Regulation of soluble guanylyl cyclase by phosphorylation

Abstract

Results In vitro kinase assays revealed that the α1, but not the β1, subunit of sGC is a PKG substrate and that the phosphorylation site is located within the first 360 residues of the α1. A constitutively active form of PKG stimulated incorporation of 32P into the α1 subunit in vivo. In addition, PKG could be detected in sGC immunoprecipitates, suggesting that the two proteins interact in cells. Serine to alanine mutation of putative PKG sites revealed that Ser64 is the main phosphorylation site for PKG. After generating a phospho-specific antibody for Ser64, we could demonstrate that phosphorylation of endogenous sGC on Ser64 increases in cells and tissues exposed to NO. Phosphorylation of sGC in cells following SNP stimulation was blocked by the peptide inhibitor of PKG, DT-3. Wild-type (wt) sGC when co-expressed in COS cells with a constitutively active form of PKG exhibited lower basal and NOstimulated cGMP accumulation.
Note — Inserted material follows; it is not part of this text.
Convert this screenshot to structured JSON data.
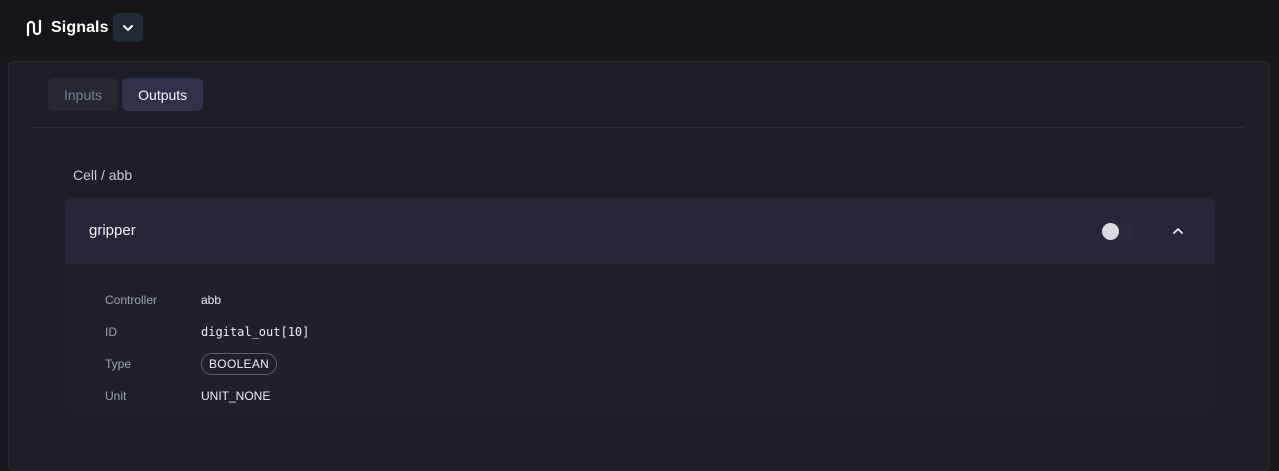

In contrast, the S64A α1/ β1 sGC was resistant to the PKG-induced reduction in activity. Moreover, co-cultures of endothelial cells with smooth muscle expressing a phosphorylation-resistant form of sGC, exhibited higher levels of cGMP (both basally and following stimulation with bradykinin) compared to co-cultures expressing wild-type sGC. Phosphorylation of the α1 subunit did not alter its ability to form heterodimers with β1. Using purified sGC and mutants, we observed that the S64D α1 phosphomimetic/β1 dimer exhibited lower Vmax; moreover, the decrease in Km after NO stimulation was less pronounced in S64D α1/β1 compared to wt sGC. Expression of a phosphorylation deficient form of sGC showed reduced desensitization to acute NO exposure and allowed for greater VASP phosphorylation.